American film producer

Nagendra Karri (born November 28, 1988) is an American film director, producer and screenwriter. He made his feature film directorial debut with the suspense thriller Where are you Sophia? (2010). He followed it with the 2015 film Mobster. Karri received widespread recognition in 2018 for writing social Cold War drama Stanley Cage that is being turned into a feature film to be released in 2020.

==Biography==
Karri graduated with Bachelors in Computer Science & Engineering from JNTU, Andhra Pradesh. At 20, Karri moved to the United States and graduated with Masters in Computer Science & Electronics Engineering from Oregon State University, Oregon. He also has a Masters in film making and direction from University of California Berkeley, CA.

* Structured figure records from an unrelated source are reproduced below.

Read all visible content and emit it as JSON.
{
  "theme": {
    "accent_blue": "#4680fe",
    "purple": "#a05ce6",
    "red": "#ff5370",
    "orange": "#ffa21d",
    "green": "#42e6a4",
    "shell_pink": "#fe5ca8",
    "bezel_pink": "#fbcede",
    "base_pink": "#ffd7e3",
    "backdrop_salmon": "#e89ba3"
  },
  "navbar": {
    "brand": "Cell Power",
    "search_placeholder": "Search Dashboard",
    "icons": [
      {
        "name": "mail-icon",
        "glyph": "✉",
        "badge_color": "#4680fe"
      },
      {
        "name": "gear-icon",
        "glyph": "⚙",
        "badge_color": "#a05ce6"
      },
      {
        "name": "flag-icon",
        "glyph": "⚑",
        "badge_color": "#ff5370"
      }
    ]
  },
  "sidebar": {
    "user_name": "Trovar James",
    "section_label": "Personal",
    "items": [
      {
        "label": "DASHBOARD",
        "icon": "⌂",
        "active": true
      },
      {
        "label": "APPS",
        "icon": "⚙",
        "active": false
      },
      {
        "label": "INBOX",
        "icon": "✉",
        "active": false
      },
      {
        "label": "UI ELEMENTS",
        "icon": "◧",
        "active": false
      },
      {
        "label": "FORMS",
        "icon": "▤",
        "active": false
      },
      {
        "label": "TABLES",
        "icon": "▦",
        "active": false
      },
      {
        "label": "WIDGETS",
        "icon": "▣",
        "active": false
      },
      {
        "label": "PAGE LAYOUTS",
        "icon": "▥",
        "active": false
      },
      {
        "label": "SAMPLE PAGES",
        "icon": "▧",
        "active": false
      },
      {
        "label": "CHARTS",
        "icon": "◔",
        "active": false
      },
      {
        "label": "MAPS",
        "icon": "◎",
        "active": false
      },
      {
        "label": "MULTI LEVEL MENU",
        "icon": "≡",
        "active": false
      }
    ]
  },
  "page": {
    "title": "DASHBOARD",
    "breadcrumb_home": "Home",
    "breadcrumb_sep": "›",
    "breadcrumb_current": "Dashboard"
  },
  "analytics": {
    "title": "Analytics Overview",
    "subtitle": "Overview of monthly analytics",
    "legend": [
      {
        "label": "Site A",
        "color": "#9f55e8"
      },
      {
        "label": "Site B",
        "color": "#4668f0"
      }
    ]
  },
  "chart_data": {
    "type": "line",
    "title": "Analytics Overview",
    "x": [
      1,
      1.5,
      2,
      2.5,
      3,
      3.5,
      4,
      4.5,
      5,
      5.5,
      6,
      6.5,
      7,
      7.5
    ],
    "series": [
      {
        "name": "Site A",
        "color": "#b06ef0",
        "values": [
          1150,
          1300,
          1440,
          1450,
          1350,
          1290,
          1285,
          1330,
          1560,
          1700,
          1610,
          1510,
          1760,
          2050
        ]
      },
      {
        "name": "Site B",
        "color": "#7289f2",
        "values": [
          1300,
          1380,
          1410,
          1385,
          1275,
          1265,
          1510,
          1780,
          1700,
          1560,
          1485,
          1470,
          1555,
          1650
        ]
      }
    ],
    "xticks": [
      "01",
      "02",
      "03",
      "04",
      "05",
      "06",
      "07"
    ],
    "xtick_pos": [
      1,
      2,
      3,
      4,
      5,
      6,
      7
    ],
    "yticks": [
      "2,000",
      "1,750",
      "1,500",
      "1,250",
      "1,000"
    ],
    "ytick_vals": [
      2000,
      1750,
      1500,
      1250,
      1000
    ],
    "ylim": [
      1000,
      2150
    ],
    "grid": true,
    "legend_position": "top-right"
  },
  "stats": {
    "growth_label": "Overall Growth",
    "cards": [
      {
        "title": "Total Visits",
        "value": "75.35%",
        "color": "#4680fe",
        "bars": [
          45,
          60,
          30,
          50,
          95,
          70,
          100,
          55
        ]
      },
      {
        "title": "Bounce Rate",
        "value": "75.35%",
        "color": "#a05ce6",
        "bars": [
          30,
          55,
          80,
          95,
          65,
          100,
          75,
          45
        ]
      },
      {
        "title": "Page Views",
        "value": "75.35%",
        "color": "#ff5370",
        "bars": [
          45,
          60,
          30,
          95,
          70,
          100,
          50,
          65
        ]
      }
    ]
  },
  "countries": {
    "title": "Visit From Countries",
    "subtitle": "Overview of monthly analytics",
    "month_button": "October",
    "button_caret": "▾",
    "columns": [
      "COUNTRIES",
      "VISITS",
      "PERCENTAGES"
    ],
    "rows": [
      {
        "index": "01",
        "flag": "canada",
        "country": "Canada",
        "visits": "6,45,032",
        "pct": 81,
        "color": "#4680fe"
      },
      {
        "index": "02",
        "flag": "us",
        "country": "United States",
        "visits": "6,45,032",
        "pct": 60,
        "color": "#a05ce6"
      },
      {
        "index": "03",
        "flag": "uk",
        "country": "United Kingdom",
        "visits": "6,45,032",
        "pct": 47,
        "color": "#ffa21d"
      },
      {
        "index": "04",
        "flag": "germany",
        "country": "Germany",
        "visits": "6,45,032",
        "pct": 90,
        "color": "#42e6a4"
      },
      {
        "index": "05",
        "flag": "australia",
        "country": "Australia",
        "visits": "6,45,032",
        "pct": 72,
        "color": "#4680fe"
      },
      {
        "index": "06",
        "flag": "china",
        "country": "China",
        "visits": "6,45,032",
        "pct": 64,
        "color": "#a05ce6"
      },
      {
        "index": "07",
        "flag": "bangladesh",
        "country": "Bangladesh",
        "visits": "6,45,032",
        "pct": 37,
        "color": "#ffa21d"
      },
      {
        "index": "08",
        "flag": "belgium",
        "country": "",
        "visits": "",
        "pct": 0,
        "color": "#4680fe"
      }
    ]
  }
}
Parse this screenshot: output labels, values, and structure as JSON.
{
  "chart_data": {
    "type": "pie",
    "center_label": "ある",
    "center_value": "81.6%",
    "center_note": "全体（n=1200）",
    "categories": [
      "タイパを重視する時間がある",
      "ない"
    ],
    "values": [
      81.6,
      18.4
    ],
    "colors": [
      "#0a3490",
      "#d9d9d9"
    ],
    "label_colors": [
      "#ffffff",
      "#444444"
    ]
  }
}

Nagendra Karri started his career as a business analyst before moving to New York to pursue a film career. He started Eternal Mind Productions in 2007 with personal funds and the backing of venture capitalists. His first few original film scripts include Mobster - A Call for the New Order, Where are you Sophia?, GATE 21, Chronicles of Kurukshetra, Human Aliens, and The Reds.

In 2009, Nagendra Karri directed and produced Where are you Sophia?, a psychological suspense thriller which premiered in the Cannes film festival. In 2012, Nagendra Karri formed the two hundred million "Al-Muhaymin" film fund. Eternal Mind Productions entered a partnership with the Al Muhaymin Film Fund to finance additional films. Karri joined Skanda Media group, and in 2016 announced plans to build a film studio in Louisiana.